The ORM expects a return value from a statement execution - when it emits 
INSERT, it assumes the INSERT has taken place.    It needs to see the value of 
newly inserted primary key identifiers, which come from cursor.lastrowid, 
RETURNING, or similar.   When UPDATE or DELETE, it needs to know how many rows 
were matched.     How exactly would this still-very-vaguely-described library 
choose to augment the ORM's behavior in such a fundamental way, without 
modifying the ORM itself ?   How can the ORM do its job if its given a 
connection handle that acts in an effectively broken way ?   Would an 
end-user's call to add() + commit() still result in an INSERT of the data ?   
or if not, how is that useful ?

If you're building some kind of transparent sharding system that for some 
reason needs to have some statements effectively do nothing, or something that 
doesn't at all resemble what the user is requesting (not really sure what that 
would accomplish),  this seems like you'd want to wrap the DBAPI connection 
itself and modify its behavior at the cursor level, so that from an outsider's 
perspective, it sees a DBAPI connection, a cursor, and the expected state when 
an INSERT, UPDATE or DELETE occurs - with whatever magic you're building 
ensuring that a reasonable state remains on the cursor and connection.   
SQLAlchemy, and especially the ORM, unfortunately requires that the DBAPI 
connection and cursor acts like such - when a statement is emitted, it expects 
a sensible result, or an exception.  "None" is not an option.

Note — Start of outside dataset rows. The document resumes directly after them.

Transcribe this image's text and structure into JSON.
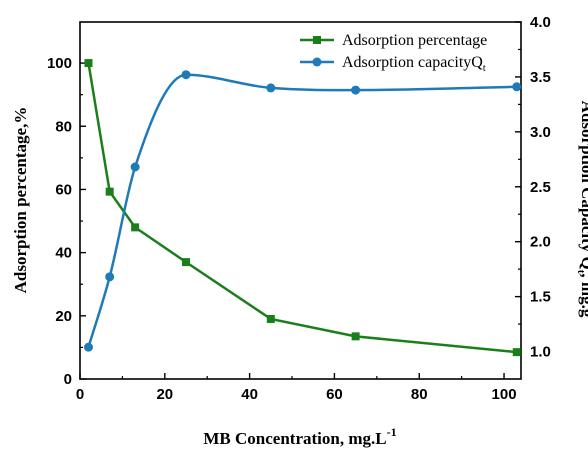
{
  "chart_data": {
    "type": "line",
    "title": "",
    "xlabel": "MB Concentration, mg.L",
    "xlabel_superscript": "-1",
    "ylabel_left": "Adsorption percentage,%",
    "ylabel_right": "Adsorption Capacity Q",
    "ylabel_right_subscript": "t",
    "ylabel_right_unit": ", mg.g",
    "ylabel_right_superscript": "-1",
    "xlim": [
      0,
      104
    ],
    "ylim_left": [
      0,
      113
    ],
    "ylim_right": [
      0.75,
      4.0
    ],
    "x_ticks": [
      0,
      20,
      40,
      60,
      80,
      100
    ],
    "y_left_ticks": [
      0,
      20,
      40,
      60,
      80,
      100
    ],
    "y_right_ticks": [
      1.0,
      1.5,
      2.0,
      2.5,
      3.0,
      3.5,
      4.0
    ],
    "y_right_tick_labels": [
      "1.0",
      "1.5",
      "2.0",
      "2.5",
      "3.0",
      "3.5",
      "4.0"
    ],
    "grid": false,
    "legend_position": "top-right",
    "series": [
      {
        "name": "Adsorption percentage",
        "axis": "left",
        "color": "#1a7f1a",
        "marker": "square",
        "x": [
          2,
          7,
          13,
          25,
          45,
          65,
          103
        ],
        "values": [
          100,
          59.3,
          48,
          37,
          19,
          13.5,
          8.5
        ]
      },
      {
        "name": "Adsorption capacityQ",
        "name_subscript": "t",
        "axis": "right",
        "color": "#1f7ab8",
        "marker": "circle",
        "x": [
          2,
          7,
          13,
          25,
          45,
          65,
          103
        ],
        "values": [
          1.04,
          1.68,
          2.68,
          3.52,
          3.4,
          3.38,
          3.41
        ]
      }
    ]
  }
}
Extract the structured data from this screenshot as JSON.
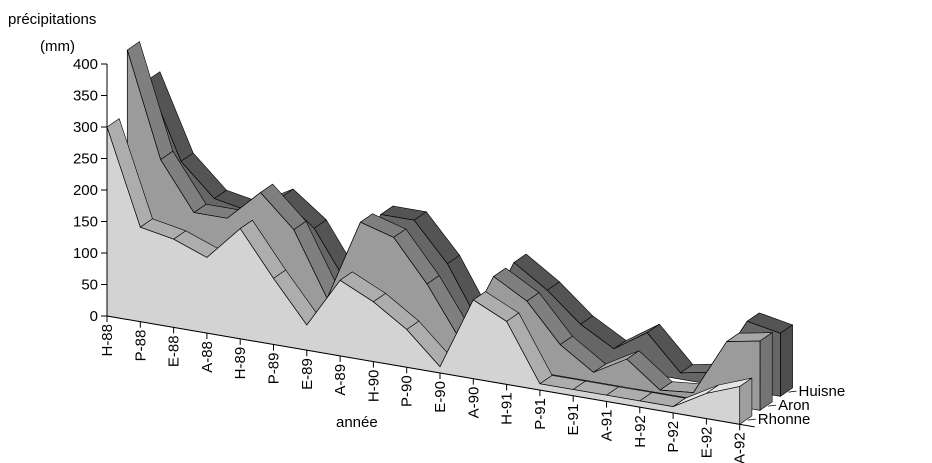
{
  "chart_data": {
    "type": "area",
    "style": "3d-depth",
    "title": "",
    "ylabel": "précipitations (mm)",
    "ylabel_lines": [
      "précipitations",
      "(mm)"
    ],
    "xlabel": "année",
    "ylim": [
      0,
      400
    ],
    "yticks": [
      "0",
      "50",
      "100",
      "150",
      "200",
      "250",
      "300",
      "350",
      "400"
    ],
    "grid": true,
    "categories": [
      "H-88",
      "P-88",
      "E-88",
      "A-88",
      "H-89",
      "P-89",
      "E-89",
      "A-89",
      "H-90",
      "P-90",
      "E-90",
      "A-90",
      "H-91",
      "P-91",
      "E-91",
      "A-91",
      "H-92",
      "P-92",
      "E-92",
      "A-92"
    ],
    "series": [
      {
        "name": "Rhonne",
        "color": "#d3d3d3",
        "values": [
          300,
          150,
          140,
          120,
          175,
          105,
          40,
          120,
          95,
          60,
          10,
          125,
          100,
          10,
          10,
          10,
          10,
          10,
          40,
          60
        ]
      },
      {
        "name": "Aron",
        "color": "#9b9b9b",
        "values": [
          400,
          235,
          160,
          160,
          210,
          160,
          60,
          190,
          175,
          110,
          30,
          140,
          110,
          50,
          15,
          45,
          5,
          10,
          100,
          110
        ]
      },
      {
        "name": "Huisne",
        "color": "#666666",
        "values": [
          330,
          210,
          160,
          150,
          180,
          140,
          60,
          180,
          180,
          120,
          30,
          140,
          105,
          60,
          30,
          65,
          10,
          20,
          110,
          100
        ]
      }
    ],
    "legend_position": "bottom-right"
  }
}
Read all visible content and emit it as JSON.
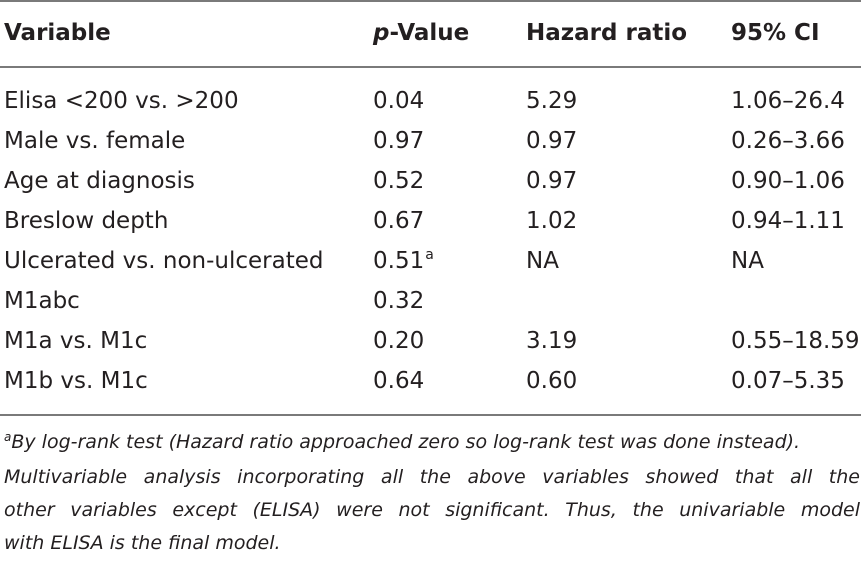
{
  "table": {
    "headers": {
      "variable": "Variable",
      "p_prefix": "p",
      "p_suffix": "-Value",
      "hazard": "Hazard ratio",
      "ci": "95% CI"
    },
    "rows": [
      {
        "variable": "Elisa <200 vs. >200",
        "p": "0.04",
        "p_mark": "",
        "hazard": "5.29",
        "ci": "1.06–26.4"
      },
      {
        "variable": "Male vs. female",
        "p": "0.97",
        "p_mark": "",
        "hazard": "0.97",
        "ci": "0.26–3.66"
      },
      {
        "variable": "Age at diagnosis",
        "p": "0.52",
        "p_mark": "",
        "hazard": "0.97",
        "ci": "0.90–1.06"
      },
      {
        "variable": "Breslow depth",
        "p": "0.67",
        "p_mark": "",
        "hazard": "1.02",
        "ci": "0.94–1.11"
      },
      {
        "variable": "Ulcerated vs. non-ulcerated",
        "p": "0.51",
        "p_mark": "a",
        "hazard": "NA",
        "ci": "NA"
      },
      {
        "variable": "M1abc",
        "p": "0.32",
        "p_mark": "",
        "hazard": "",
        "ci": ""
      },
      {
        "variable": "M1a vs. M1c",
        "p": "0.20",
        "p_mark": "",
        "hazard": "3.19",
        "ci": "0.55–18.59"
      },
      {
        "variable": "M1b vs. M1c",
        "p": "0.64",
        "p_mark": "",
        "hazard": "0.60",
        "ci": "0.07–5.35"
      }
    ]
  },
  "footnote": {
    "mark": "a",
    "line1": "By log-rank test (Hazard ratio approached zero so log-rank test was done instead).",
    "line2": "Multivariable analysis incorporating all the above variables showed that all the",
    "line3": "other variables except (ELISA) were not significant. Thus, the univariable model",
    "line4": "with ELISA is the final model."
  }
}
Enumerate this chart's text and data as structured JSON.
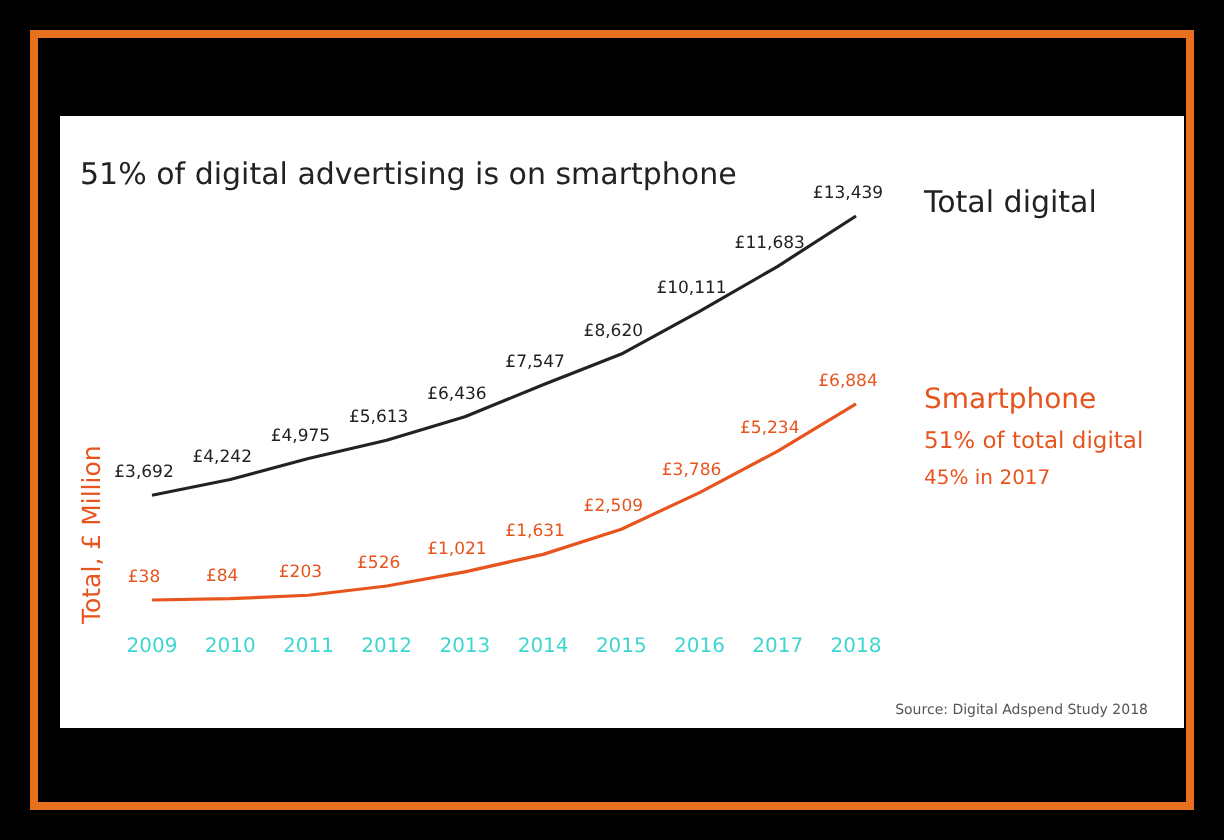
{
  "chart_data": {
    "type": "line",
    "title": "51% of digital advertising is on smartphone",
    "ylabel": "Total, £ Million",
    "categories": [
      "2009",
      "2010",
      "2011",
      "2012",
      "2013",
      "2014",
      "2015",
      "2016",
      "2017",
      "2018"
    ],
    "series": [
      {
        "name": "Total digital",
        "color": "#222222",
        "values": [
          3692,
          4242,
          4975,
          5613,
          6436,
          7547,
          8620,
          10111,
          11683,
          13439
        ],
        "value_labels": [
          "£3,692",
          "£4,242",
          "£4,975",
          "£5,613",
          "£6,436",
          "£7,547",
          "£8,620",
          "£10,111",
          "£11,683",
          "£13,439"
        ]
      },
      {
        "name": "Smartphone",
        "color": "#e8541e",
        "values": [
          38,
          84,
          203,
          526,
          1021,
          1631,
          2509,
          3786,
          5234,
          6884
        ],
        "value_labels": [
          "£38",
          "£84",
          "£203",
          "£526",
          "£1,021",
          "£1,631",
          "£2,509",
          "£3,786",
          "£5,234",
          "£6,884"
        ]
      }
    ],
    "legend": "right",
    "marker": "none",
    "line_style": "solid",
    "tick_labels": "x",
    "annotations": [
      "51% of total digital",
      "45% in 2017",
      "Source: Digital Adspend Study 2018"
    ]
  }
}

Such sharding/replication systems are extremely difficult to build.    For this 
reason such transparent systems are usually implemented either on the database 
backend itself using replication, specialized database proxies, or are 
implemented in the application scope - such as using different Session objects 
for the "master" and "slave" databases, for example.




On May 3, 2011, at 1:02 PM, bool wrote:

> No. My use case should work irrespective of whether user chooses to
> use SQL Expression or ORM. So a simple function that receives a
> statement and does what is needed will not work for me.